An exciting new volume on John Owen is due out in a few months: The Ashgate Research Companion to John Owen’s Theology, edited by Kelly M. Kapic and Mark Jones (Farnham, Surrey, UK: Ashgate, 2012), 360 pp.
Here are the details.
John Owen (1616–1683) is regarded as one of the greatest theologians Britain ever produced. Owen has had an important historical and theological influence, and his significance is widely recognized today. As a revival in Owen studies and reprints has taken place, this much-needed companion by an international group of leading scholars, helpfully explores key questions related to Owen’s method, theology, and pastoral practice. Examining his thought through such topics as his epic work on the Holy Spirit, his developed view of faith and reason, and his contribution to the place of toleration, this book offers an authoritative exploration of one of Britain’s greatest theologians.
- Preface, Carl Trueman
Section 1: Method
- “Reformed or Reforming? John Owen and the Complexity of Theological Codification for Mid-17th-century England,” Ryan Kelly
- “John Owen on Faith and Reason,” Sebastian Rehnman
- “John Owen’s Commentary on Hebrews in Context,” John Tweeddale
- “Covenant Theology as Relational Theology: The Contributions of Johannes Cocceius and John Owen to a Living Reformed Theology,” Willem van Asselt
- “Impetration and Application in John Owen’s Theology,” Gert van den Brink
- “John Owen, Renaissance Man? The Evidence of Edward Millington’s Bibliotheca Oweniana (1684),” Crawford Gribben
Section 2: Theology
- “The Spirit as Gift: Explorations in John Owen’s Pneumatology,” Kelly Kapic
- “Beholding the Glory of God in the Face of Jesus Christ: John Owen and the ‘Reforming’ of the Beatific Vision,” Suzanne McDonald
- “Christ’s Priestly Oblation and Intercession: Their Development and Significance in John Owen,” Edwin Tay
- “The Significance of John Owen for Modern Christology,” Alan Spence
- “John Owen on the Trinity in Its Catholic Context,” Robert Letham
- “Justification and Mystical Union with Christ: Where Does Owen Stand?,” George Hunsinger
Section 3: Practice
- “Owen’s Personality: The Man behind the Theology,” Tim Cooper
- “John Owen and the Puritan Toleration Controversy, 1646–59,” John Coffey
- “‘The Fire That Kindleth All Our Sacrifices to God’: Owen and the Work of the Holy Spirit in Prayer,” Daniel Hyde
- “From Life’s First Cry: John Owen on Infant Baptism and Infant Salvation,” Lee Gatiss
- “John Owen’s Gospel Offer: Well-Meant or Not?,” Martin Foord
About the Editors
Kelly M. Kapic is Professor of theological studies at Covenant College in Lookout Mountain, Georgia. He is the author or editor of seven books, including Communion with God: The Divine and the Human in the Theology of John Owen, The Devoted Life: An Invitation to the Puritan Classics, and Mapping Modern Theology: A Thematic and Historical Introduction.

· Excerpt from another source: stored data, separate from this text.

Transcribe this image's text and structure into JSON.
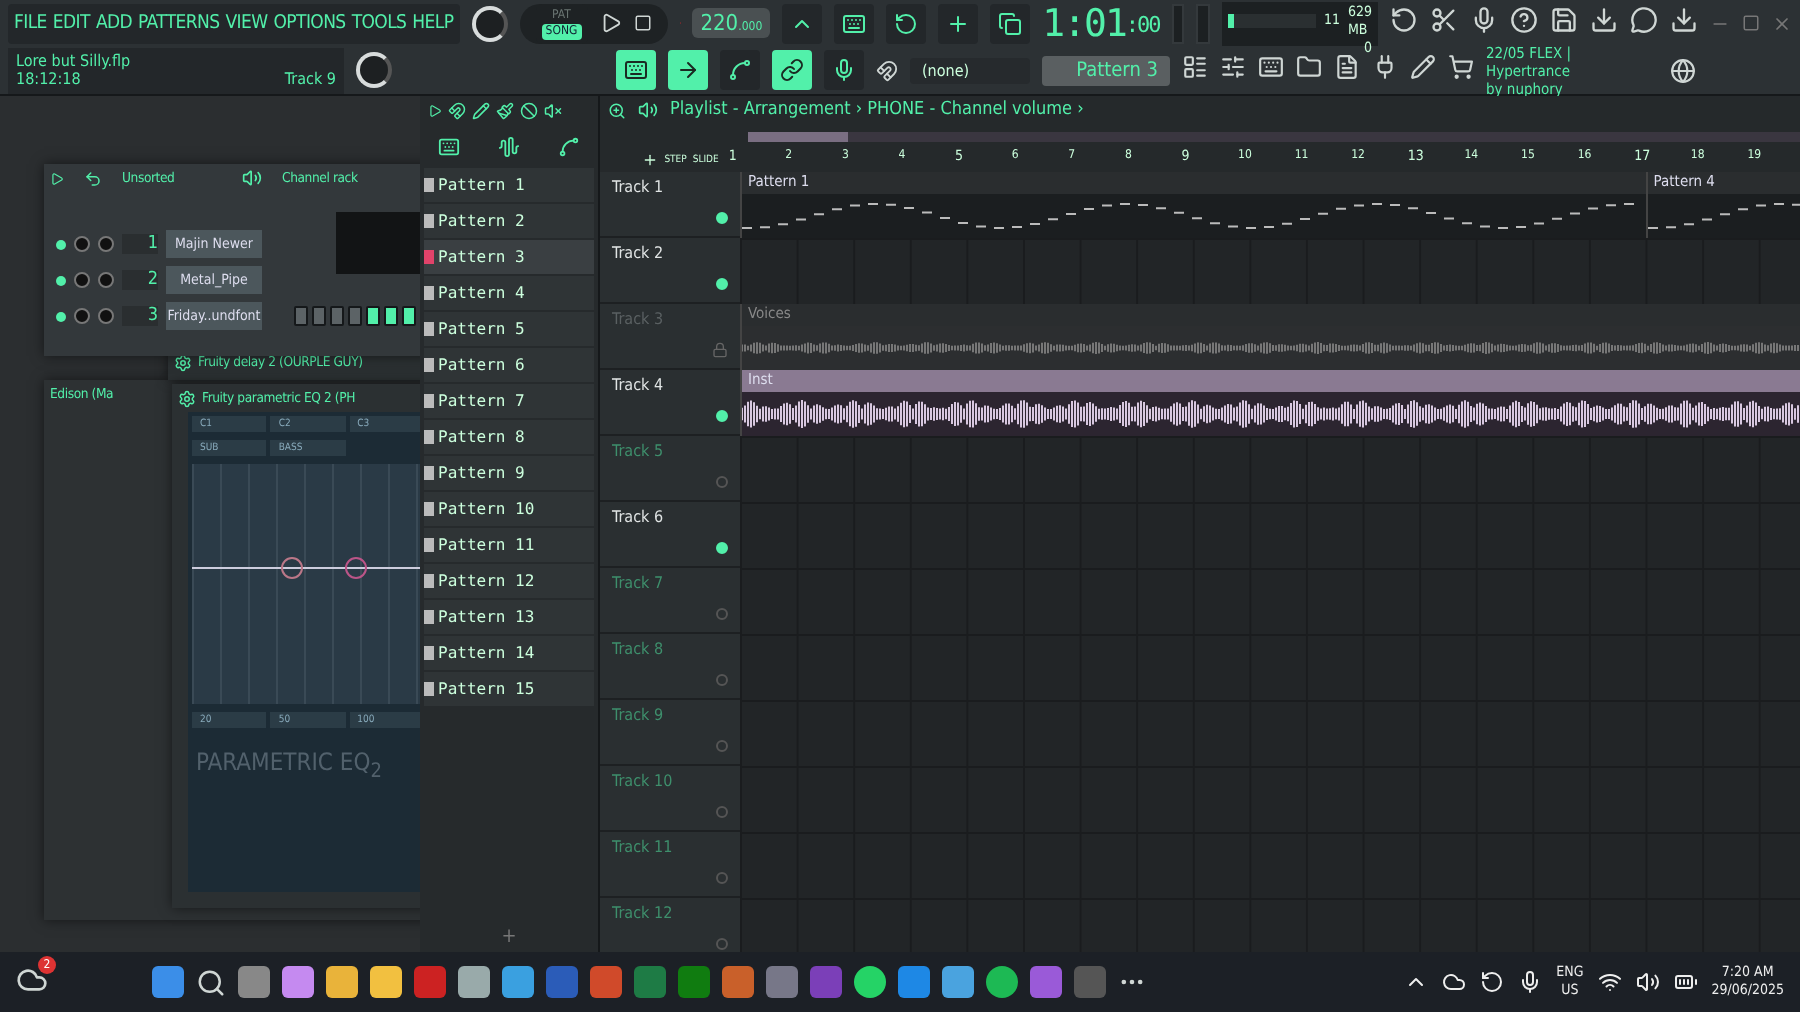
{
  "menu": [
    "FILE",
    "EDIT",
    "ADD",
    "PATTERNS",
    "VIEW",
    "OPTIONS",
    "TOOLS",
    "HELP"
  ],
  "transport": {
    "modes": [
      {
        "label": "PAT",
        "selected": false
      },
      {
        "label": "SONG",
        "selected": true
      }
    ],
    "tempo": "220",
    "tempo_fraction": ".000",
    "time": "1:01",
    "time_ticks": ":00"
  },
  "monitor": {
    "voices": "11",
    "memory": "629 MB",
    "cpu": "0",
    "level": 0.08
  },
  "project": {
    "file": "Lore but Silly.flp",
    "time": "18:12:18",
    "track": "Track 9"
  },
  "snap": "(none)",
  "pattern": "Pattern 3",
  "news": {
    "date": "22/05",
    "title": "FLEX | Hypertrance",
    "author": "by nuphory"
  },
  "channel_rack": {
    "filter": "Unsorted",
    "title": "Channel rack",
    "channels": [
      {
        "number": "1",
        "name": "Majin Newer"
      },
      {
        "number": "2",
        "name": "Metal_Pipe"
      },
      {
        "number": "3",
        "name": "Friday..undfont",
        "steps": [
          false,
          false,
          false,
          false,
          true,
          true,
          true
        ]
      }
    ]
  },
  "plugins": {
    "delay": "Fruity delay 2 (OURPLE GUY)",
    "eq": "Fruity parametric EQ 2 (PH",
    "edison": "Edison (Ma",
    "eq_bands": [
      "C1",
      "C2",
      "C3"
    ],
    "eq_groups": [
      "SUB",
      "BASS"
    ],
    "eq_freqs": [
      "20",
      "50",
      "100"
    ],
    "eq_logo": "PARAMETRIC EQ$_{2}$"
  },
  "picker": {
    "patterns": [
      {
        "label": "Pattern 1",
        "selected": false
      },
      {
        "label": "Pattern 2",
        "selected": false
      },
      {
        "label": "Pattern 3",
        "selected": true
      },
      {
        "label": "Pattern 4",
        "selected": false
      },
      {
        "label": "Pattern 5",
        "selected": false
      },
      {
        "label": "Pattern 6",
        "selected": false
      },
      {
        "label": "Pattern 7",
        "selected": false
      },
      {
        "label": "Pattern 8",
        "selected": false
      },
      {
        "label": "Pattern 9",
        "selected": false
      },
      {
        "label": "Pattern 10",
        "selected": false
      },
      {
        "label": "Pattern 11",
        "selected": false
      },
      {
        "label": "Pattern 12",
        "selected": false
      },
      {
        "label": "Pattern 13",
        "selected": false
      },
      {
        "label": "Pattern 14",
        "selected": false
      },
      {
        "label": "Pattern 15",
        "selected": false
      }
    ],
    "add": "+"
  },
  "playlist": {
    "title": "Playlist - Arrangement › PHONE - Channel volume ›",
    "step_label": "STEP",
    "slide_label": "SLIDE",
    "bars": [
      "1",
      "2",
      "3",
      "4",
      "5",
      "6",
      "7",
      "8",
      "9",
      "10",
      "11",
      "12",
      "13",
      "14",
      "15",
      "16",
      "17",
      "18",
      "19"
    ],
    "tracks": [
      {
        "name": "Track 1",
        "highlighted": true,
        "muted": false
      },
      {
        "name": "Track 2",
        "highlighted": true,
        "muted": false
      },
      {
        "name": "Track 3",
        "highlighted": false,
        "muted": true
      },
      {
        "name": "Track 4",
        "highlighted": true,
        "muted": false
      },
      {
        "name": "Track 5",
        "highlighted": false,
        "muted": false
      },
      {
        "name": "Track 6",
        "highlighted": true,
        "muted": false
      },
      {
        "name": "Track 7",
        "highlighted": false,
        "muted": false
      },
      {
        "name": "Track 8",
        "highlighted": false,
        "muted": false
      },
      {
        "name": "Track 9",
        "highlighted": false,
        "muted": false
      },
      {
        "name": "Track 10",
        "highlighted": false,
        "muted": false
      },
      {
        "name": "Track 11",
        "highlighted": false,
        "muted": false
      },
      {
        "name": "Track 12",
        "highlighted": false,
        "muted": false
      }
    ],
    "clips": [
      {
        "kind": "pattern",
        "label": "Pattern 1",
        "muted": false
      },
      {
        "kind": "pattern",
        "label": "Pattern 4",
        "muted": false
      },
      {
        "kind": "audio",
        "label": "Voices",
        "muted": true
      },
      {
        "kind": "audio",
        "label": "Inst",
        "muted": false
      }
    ]
  },
  "taskbar": {
    "weather_badge": "2",
    "language": "ENG",
    "region": "US",
    "time": "7:20 AM",
    "date": "29/06/2025"
  }
}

Mark Jones is Senior Pastor at Faith Vancouver Church (PCA) and Research Associate at the University of the Free State (Bloemfontein). He is the author or editor of several books, including Why Heaven Kissed Earth: The Christology of the Puritan Reformed Orthodox Theologian, Thomas Goodwin (1600–1680), Drawn into Controversie: Reformed Theological Diversity and Debates within Seventeenth-Century British Puritanism, and A Puritan Theology: Doctrine for Life.
Scholarly interest in the life and work of John Owen has been growing now for some years, both as part of the renaissance of interest in Reformed theology and as part of the increased prominence given to intellectual history in studies of early modern England. This volume offers an excellent overview of the kinds of scholarship currently being pursued and represents a significant contribution to our understanding of this intriguing figure and his times.
—Professor Carl R. Trueman
John Owen is arguably one of the most important Reformed theologians to have written in the English language. His work demonstrates what is best about constructive theology: a deep and sympathetic engagement with the tradition, a broad understanding of human learning, and an incisive and nimble mind, able to zero in on the most fundamental theological questions. These characteristics are explored in the essays of this volume, which give a snapshot of the state-of-the-art in the recent resurgence of interest in his work. They offer an overview of Owen’s thought, his intellectual context, and his ongoing significance for theology today that places beyond doubt his significance for the wider Church. This is a most welcome Companion to the study of one of the greatest Puritan minds.
—Oliver D. Crisp, Fuller Theological Seminary, USA
Owen’s reputation as one of the most distinguished minds of the seventeenth century is by now well established. This collection of well-informed interpretative essays provides an excellent guide to the range of his thought.